To make CEO Robin Li’s life even more stressful, Baidu’s next big push will be into the e-commerce arena with the launch of youa.com may be thwarted by Alibaba Group’s announcement that it will invest another RMB5 billion into its own online Taobao.com to strengthen its 57% market share. Of course Alibaba claims that this had nothing to do with fending off Baidu and we of course believe them.
In its own corporate reshuffle, Alibaba has for the first time in its five year history appointed a COO. Zhang Yong, former CFO was promoted to fill the void left by Huang Ruo, the former VP and B2C business director who resigned at the end of September.
Also in the spirit of one-upmanship China Unicom is currently going through a beta testing phase in Liaoning Province of a new social network called u-powerbook.com. He Siyuan, the person in charge of the project says that the Facebook like SNS platform already has 200,000 subscribers and will compete with China Mobile’s existing 139 community.
China Mobile, who are obviously fresh out of home grown ideas, have decided to open an R&D facility in Silicon Valley by 2009. In the mean time, they are busy trying to make sure that China Unicom’s more device friendly W-CDMA 3G standard are given a run for their money by planning to offer services like video blogs, online gaming and instant video messages on their TD-SCDMA handsets.

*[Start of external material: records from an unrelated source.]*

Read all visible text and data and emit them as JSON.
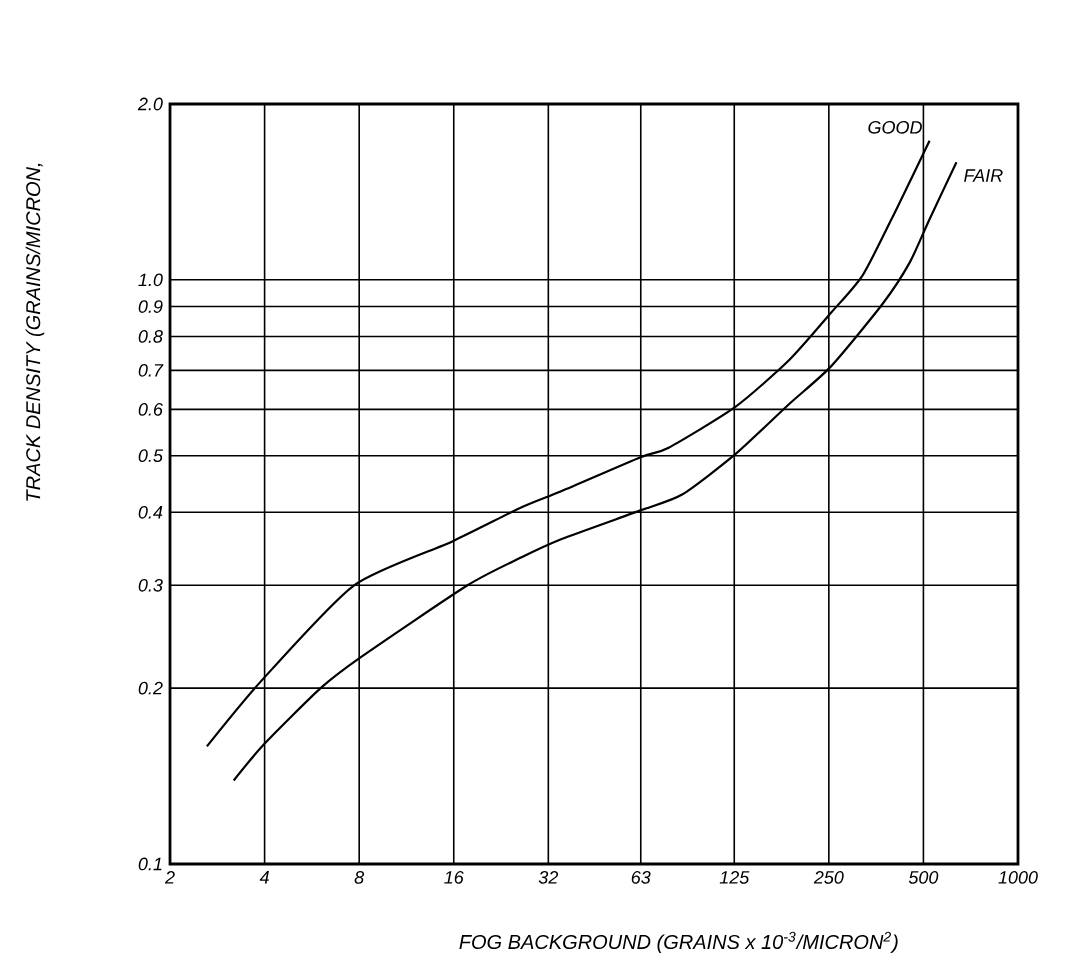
{
  "chart_data": {
    "type": "line",
    "xlabel": "FOG BACKGROUND (GRAINS x 10$^{-3}$/MICRON$^{2}$)",
    "ylabel": "TRACK DENSITY (GRAINS/MICRON,",
    "log": "xy",
    "grid": true,
    "legend": false,
    "marker": "none",
    "line_style": "solid",
    "xlim": [
      2,
      1000
    ],
    "ylim": [
      0.1,
      2.0
    ],
    "xticks": [
      2,
      4,
      8,
      16,
      32,
      63,
      125,
      250,
      500,
      1000
    ],
    "yticks": [
      0.1,
      0.2,
      0.3,
      0.4,
      0.5,
      0.6,
      0.7,
      0.8,
      0.9,
      {
        "value": 1.0,
        "label": "1.0"
      },
      {
        "value": 2.0,
        "label": "2.0"
      }
    ],
    "series": [
      {
        "name": "GOOD",
        "color": "#000000",
        "x": [
          2.62,
          3.88,
          7.71,
          15.9,
          26.3,
          35.3,
          62.9,
          77.3,
          126,
          187,
          254,
          321,
          410,
          523
        ],
        "values": [
          0.159,
          0.205,
          0.3,
          0.357,
          0.408,
          0.435,
          0.497,
          0.516,
          0.606,
          0.729,
          0.878,
          1.02,
          1.32,
          1.73
        ]
      },
      {
        "name": "FAIR",
        "color": "#000000",
        "x": [
          3.19,
          3.97,
          6.03,
          8.1,
          17.7,
          26.3,
          35.3,
          62.9,
          85.3,
          126,
          187,
          254,
          371,
          452,
          523,
          637
        ],
        "values": [
          0.139,
          0.16,
          0.2,
          0.226,
          0.3,
          0.335,
          0.36,
          0.403,
          0.429,
          0.503,
          0.613,
          0.711,
          0.91,
          1.07,
          1.27,
          1.59
        ]
      }
    ]
  }
}
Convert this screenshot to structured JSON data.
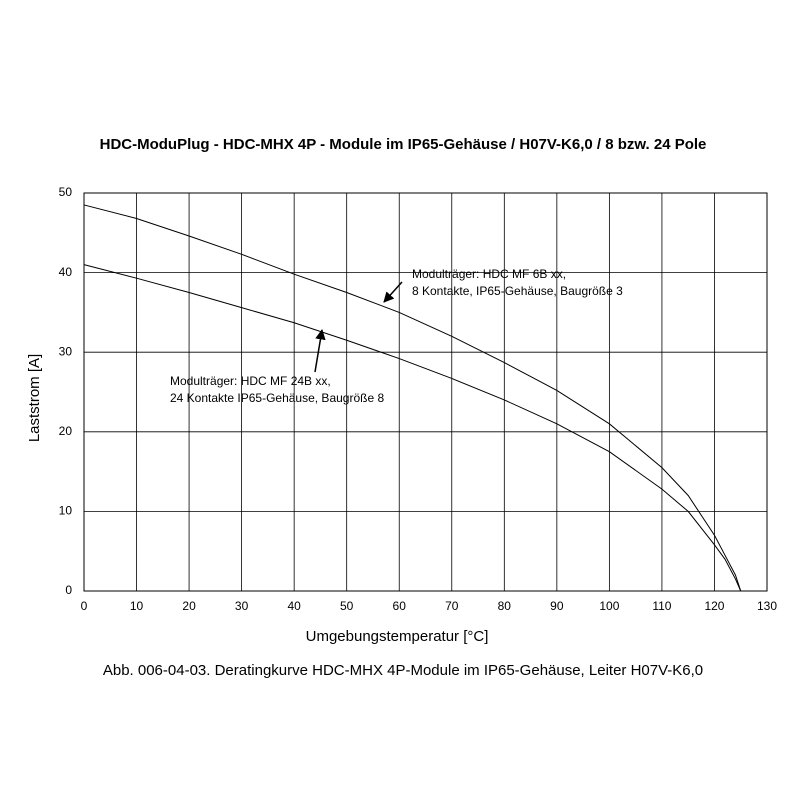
{
  "chart_data": {
    "type": "line",
    "title": "HDC-ModuPlug - HDC-MHX 4P - Module im IP65-Gehäuse / H07V-K6,0 / 8 bzw. 24 Pole",
    "xlabel": "Umgebungstemperatur [°C]",
    "ylabel": "Laststrom [A]",
    "caption": "Abb. 006-04-03. Deratingkurve HDC-MHX 4P-Module im IP65-Gehäuse, Leiter H07V-K6,0",
    "xlim": [
      0,
      130
    ],
    "ylim": [
      0,
      50
    ],
    "xticks": [
      0,
      10,
      20,
      30,
      40,
      50,
      60,
      70,
      80,
      90,
      100,
      110,
      120,
      130
    ],
    "yticks": [
      0,
      10,
      20,
      30,
      40,
      50
    ],
    "grid": true,
    "series": [
      {
        "color": "#000000",
        "x": [
          0,
          10,
          20,
          30,
          40,
          50,
          60,
          70,
          80,
          90,
          100,
          110,
          115,
          120,
          122,
          124,
          125
        ],
        "values": [
          48.5,
          46.8,
          44.6,
          42.3,
          39.8,
          37.5,
          35,
          32,
          28.7,
          25.2,
          21,
          15.5,
          12,
          7,
          4.5,
          2,
          0
        ]
      },
      {
        "color": "#000000",
        "x": [
          0,
          10,
          20,
          30,
          40,
          50,
          60,
          70,
          80,
          90,
          100,
          110,
          115,
          120,
          122,
          124,
          125
        ],
        "values": [
          41,
          39.3,
          37.5,
          35.6,
          33.7,
          31.5,
          29.2,
          26.7,
          24,
          21,
          17.5,
          12.8,
          10,
          5.8,
          4,
          1.5,
          0
        ]
      }
    ],
    "annotations": [
      {
        "lines": [
          "Modulträger: HDC MF 6B xx,",
          "8 Kontakte, IP65-Gehäuse, Baugröße 3"
        ]
      },
      {
        "lines": [
          "Modulträger: HDC MF 24B xx,",
          "24 Kontakte IP65-Gehäuse, Baugröße 8"
        ]
      }
    ]
  }
}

Also last week IBM announced a new cultural heritage project “The Forbidden City: Beyond Space and Time” that will create a virtual tour of the famed Forbidden City in Beijing. Not only will the project create a virtual space (Just like Duke Nukem’ without all the critters) of the historical site, it will also incorporate “a window into the virtual world through which on-site visitors can learn more about their physical location.” Kaiser Kuo of Ogilvy Digital gives his impressions of the new virtual attraction here.
Nielson Online and the Operators of ChinaRank have entered into a JV called CR-Nielsen to provide internet measurement and analytics to China. We’re sure that this service will be of great use to the 250 million internet users in China but really folks, could nobody find a better name?
Finally Techblog86.com reports that the Ministry of Information & IT (MIIT) is cracking down on SMS spam. Hurrah!